Figure 5.

Functional EM Analysis Reveals an Increase in the Number of Docked Vesicles during PTP

(A) Left: schematic illustration of “flash and freeze” experiments at hippocampal mossy fiber synapses. Thin hippocampal slices were embedded in a sandwich between two sapphire blades, hippocampal GCs were stimulated by light pulses, and slices were subjected to high-pressure freezing at defined time intervals for subsequent EM analysis (Borges-Merjane et al., 2020).

(B) Example transmission EM (TEM) micrographs of active zones of hippocampal mossy fiber synapses in control slices (left), slices frozen immediately after stimulation with 100 light pulses (center), and slices frozen 20 s after stimulation (right). Images were taken from the mossy fiber tract in the stratum lucidum of the CA3 region, primarily CA3b and CA3c. White bars indicate postsynaptic densities.

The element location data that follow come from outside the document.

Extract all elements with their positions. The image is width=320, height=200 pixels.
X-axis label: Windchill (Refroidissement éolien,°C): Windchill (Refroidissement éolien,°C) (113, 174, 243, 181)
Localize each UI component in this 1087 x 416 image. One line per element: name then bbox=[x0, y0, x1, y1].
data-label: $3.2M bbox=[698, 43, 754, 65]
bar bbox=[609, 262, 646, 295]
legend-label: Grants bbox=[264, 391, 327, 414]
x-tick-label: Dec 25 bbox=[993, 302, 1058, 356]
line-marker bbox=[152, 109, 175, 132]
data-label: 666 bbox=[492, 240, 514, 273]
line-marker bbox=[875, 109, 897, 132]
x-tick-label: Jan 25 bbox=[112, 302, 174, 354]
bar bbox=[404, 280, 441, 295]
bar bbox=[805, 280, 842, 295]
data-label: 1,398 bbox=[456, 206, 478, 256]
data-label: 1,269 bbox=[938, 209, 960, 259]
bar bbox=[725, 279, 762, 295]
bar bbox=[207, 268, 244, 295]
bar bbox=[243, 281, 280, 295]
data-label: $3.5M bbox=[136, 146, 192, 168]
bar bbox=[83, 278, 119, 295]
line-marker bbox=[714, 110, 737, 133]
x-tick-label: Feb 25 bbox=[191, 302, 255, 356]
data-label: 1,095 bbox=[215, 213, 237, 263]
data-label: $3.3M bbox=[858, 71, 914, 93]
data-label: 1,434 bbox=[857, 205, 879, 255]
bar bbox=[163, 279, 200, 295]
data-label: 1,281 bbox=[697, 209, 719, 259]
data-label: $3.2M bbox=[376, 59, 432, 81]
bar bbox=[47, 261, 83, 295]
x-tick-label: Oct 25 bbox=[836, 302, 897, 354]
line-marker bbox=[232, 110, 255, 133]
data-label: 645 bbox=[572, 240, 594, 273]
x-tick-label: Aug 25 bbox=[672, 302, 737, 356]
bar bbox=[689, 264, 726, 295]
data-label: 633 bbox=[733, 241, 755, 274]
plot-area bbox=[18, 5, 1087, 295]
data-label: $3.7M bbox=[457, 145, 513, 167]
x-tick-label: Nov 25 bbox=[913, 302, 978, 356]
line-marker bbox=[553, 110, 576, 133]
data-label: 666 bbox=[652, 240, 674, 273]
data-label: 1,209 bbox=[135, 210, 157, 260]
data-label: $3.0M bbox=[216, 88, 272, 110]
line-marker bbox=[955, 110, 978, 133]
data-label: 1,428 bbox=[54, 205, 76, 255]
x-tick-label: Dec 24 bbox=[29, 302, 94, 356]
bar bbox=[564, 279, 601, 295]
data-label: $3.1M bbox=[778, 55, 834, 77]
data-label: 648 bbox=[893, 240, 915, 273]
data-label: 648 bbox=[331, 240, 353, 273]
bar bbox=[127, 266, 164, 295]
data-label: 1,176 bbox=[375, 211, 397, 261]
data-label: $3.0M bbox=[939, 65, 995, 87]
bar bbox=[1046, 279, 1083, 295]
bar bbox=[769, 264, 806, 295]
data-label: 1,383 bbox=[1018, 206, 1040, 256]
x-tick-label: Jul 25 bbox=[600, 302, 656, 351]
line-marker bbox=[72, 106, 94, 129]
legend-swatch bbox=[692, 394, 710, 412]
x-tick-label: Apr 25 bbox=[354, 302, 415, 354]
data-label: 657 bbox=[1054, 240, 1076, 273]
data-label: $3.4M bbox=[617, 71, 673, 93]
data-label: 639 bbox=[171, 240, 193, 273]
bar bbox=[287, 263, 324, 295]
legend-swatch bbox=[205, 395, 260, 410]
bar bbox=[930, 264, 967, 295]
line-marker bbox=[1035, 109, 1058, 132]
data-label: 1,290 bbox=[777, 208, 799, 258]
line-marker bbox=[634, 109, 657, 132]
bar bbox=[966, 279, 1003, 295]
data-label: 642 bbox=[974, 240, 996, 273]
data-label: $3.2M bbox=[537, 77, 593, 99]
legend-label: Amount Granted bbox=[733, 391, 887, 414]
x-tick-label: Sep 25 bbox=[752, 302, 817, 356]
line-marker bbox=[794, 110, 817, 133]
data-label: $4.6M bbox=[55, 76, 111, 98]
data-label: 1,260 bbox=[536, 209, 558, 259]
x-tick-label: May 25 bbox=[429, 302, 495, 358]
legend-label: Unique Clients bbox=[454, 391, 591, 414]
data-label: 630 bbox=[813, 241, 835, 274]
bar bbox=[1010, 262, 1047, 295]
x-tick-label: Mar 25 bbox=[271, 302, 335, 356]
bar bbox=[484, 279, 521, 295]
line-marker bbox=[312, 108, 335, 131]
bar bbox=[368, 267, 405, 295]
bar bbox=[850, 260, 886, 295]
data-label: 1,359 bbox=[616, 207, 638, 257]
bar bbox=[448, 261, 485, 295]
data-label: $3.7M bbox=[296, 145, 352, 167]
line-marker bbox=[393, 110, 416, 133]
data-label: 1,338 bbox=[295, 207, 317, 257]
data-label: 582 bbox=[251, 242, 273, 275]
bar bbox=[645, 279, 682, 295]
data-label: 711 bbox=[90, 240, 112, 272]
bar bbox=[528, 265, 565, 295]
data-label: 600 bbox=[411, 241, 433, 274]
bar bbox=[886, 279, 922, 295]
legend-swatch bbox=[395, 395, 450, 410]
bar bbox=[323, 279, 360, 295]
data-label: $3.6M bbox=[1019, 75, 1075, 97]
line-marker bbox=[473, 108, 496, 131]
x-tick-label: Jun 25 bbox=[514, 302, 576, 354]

(C–E) Scatterplot (C), cumulative distributions (D), and histograms (E) of the number of docked vesicles per 100 nm of active zone profile length for a non-light stimulated control (black), slices frozen immediately after HFS_100APs stimulation at 20 Hz (blue), and slices frozen after HFS_100APs stimulation + 20 s recovery time (red). Bars show mean and standard deviation. Each data point in (C) represents an active-zone profile. Note that the number of docked vesicles increased 20 s after HFS, indicating “overfilling” of the docked vesicle pool.

(F–H) Similar plots as shown in (C)–(E) but for diameter of docked vesicles. The diameter of docked vesicles was slightly but significantly larger in the HFS_100APs stimulation + 20 s recovery time in comparison with control experiments. Each data point in (F) represents a docked synaptic vesicle. Data for the HFS_100APs stimulation (blue) include measurements taken from a previous study (Borges-Merjane et al., 2020).

In (C) and (F), boxes indicate mean values, and error bars denote standard deviation. ^∗∗p < 0.01, ^∗∗∗∗p < 0.0001.